I consider that arrested development . . . of us as parents. 

In “The Anxious Generation,” Jonathan Haidt explains attachment theory: Kids need at least one adult that they know will always be there for them.

This adult is their secure base, whose attachment allows them to go off-base and explore.

As soon as kids can crawl, they scootch off to the dog or toy (or Ming vase), glancing backward: Yup, mom’s still there.

When the dog barks, they scurry back. On-base, they’re comforted. Off-base, the learning occurs. Off they go again. 

But a cellphone means the child is less likely to internalize that secure base, because they never have to truly detach — and neither does the parent. 

I read once about a mom who wanted to let her daughter walk alone by the creek, a childhood experience the mother had loved as a girl. So she gave her kid a smartwatch — as if this activity could not be allowed without one.

When the girl was off on her adventure, her bike chain fell off . . . and she called her dad, who rushed over and fixed it.

To the mother, this proved the wisdom of the technology. But to me, she’d given her daughter the opposite of her childhood experience.

The girl didn’t get a chance to solve her problem. The parents didn’t get a chance to see her succeed on her own.

And without that feedback, parents aren’t getting the information that would allow them to let go a little more. 

Another problem: Some mobile devices can let us spy on our kids’ bad behavior.

But that, too, disrupts the off-base experience. At one time, kids had a chance to be good or bad and deal with the consequences themselves. And parents had no ability to know  — or fret about — all the details of our kids’ minute-by-minute lives.

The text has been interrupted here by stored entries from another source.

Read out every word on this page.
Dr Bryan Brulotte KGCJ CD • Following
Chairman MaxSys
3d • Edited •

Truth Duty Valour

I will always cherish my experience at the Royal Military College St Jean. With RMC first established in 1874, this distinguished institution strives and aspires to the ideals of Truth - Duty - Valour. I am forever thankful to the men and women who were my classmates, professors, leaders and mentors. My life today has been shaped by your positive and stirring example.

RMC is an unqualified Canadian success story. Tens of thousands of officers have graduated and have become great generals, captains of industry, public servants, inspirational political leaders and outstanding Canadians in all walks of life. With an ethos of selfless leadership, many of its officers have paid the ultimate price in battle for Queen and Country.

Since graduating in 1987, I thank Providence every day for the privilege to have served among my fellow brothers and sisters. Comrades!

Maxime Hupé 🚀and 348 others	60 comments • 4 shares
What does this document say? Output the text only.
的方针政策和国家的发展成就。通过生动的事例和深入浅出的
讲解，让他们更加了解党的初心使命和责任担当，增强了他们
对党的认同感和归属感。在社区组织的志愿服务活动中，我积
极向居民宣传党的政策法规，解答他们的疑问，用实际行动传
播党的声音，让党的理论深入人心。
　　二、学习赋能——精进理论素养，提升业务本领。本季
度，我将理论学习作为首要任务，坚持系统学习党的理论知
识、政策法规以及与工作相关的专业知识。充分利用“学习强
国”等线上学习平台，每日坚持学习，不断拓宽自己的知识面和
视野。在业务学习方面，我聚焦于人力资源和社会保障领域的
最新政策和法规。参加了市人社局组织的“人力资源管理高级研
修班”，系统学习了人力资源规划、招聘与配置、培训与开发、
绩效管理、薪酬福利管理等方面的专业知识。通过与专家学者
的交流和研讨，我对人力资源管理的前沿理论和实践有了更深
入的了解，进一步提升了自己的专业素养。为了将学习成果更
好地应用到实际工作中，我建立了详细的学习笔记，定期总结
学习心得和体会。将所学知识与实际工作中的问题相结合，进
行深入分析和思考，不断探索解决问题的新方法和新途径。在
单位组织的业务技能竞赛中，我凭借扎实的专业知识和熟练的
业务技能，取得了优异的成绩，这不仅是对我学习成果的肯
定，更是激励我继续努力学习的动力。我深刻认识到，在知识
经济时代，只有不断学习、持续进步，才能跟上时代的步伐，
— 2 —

Without the opportunity for real separation, we’re missing out on our half of the attachment cycle: us letting go, us being afraid, us having them come back, and then letting them go off again.

With technology tethering us, both generations lose out.

I know most parents use the cellphone connection for convenience, not control. Most feel it lets them give their kids more freedom, not less.

But once we have the ability to watch, assist and reassure from afar, we’re no longer forced to trust our kids out there. We’re tricking ourselves into a form of false freedom.

Today’s tech relieves us of the pain of truly letting go. But the less we need to trust our kids, the less the trust muscle develops.

And if you’re wondering why being more in touch with our kids would make us more anxious about them, that’s why: The opposite of trust — the opposite of fiercely believing our kids can handle anything — is anxiety.

Lenore Skenazy is president of Let Grow, the nonprofit promoting childhood independence, and founder of the Free-Range Kids movement. Adapted from After Babel substack.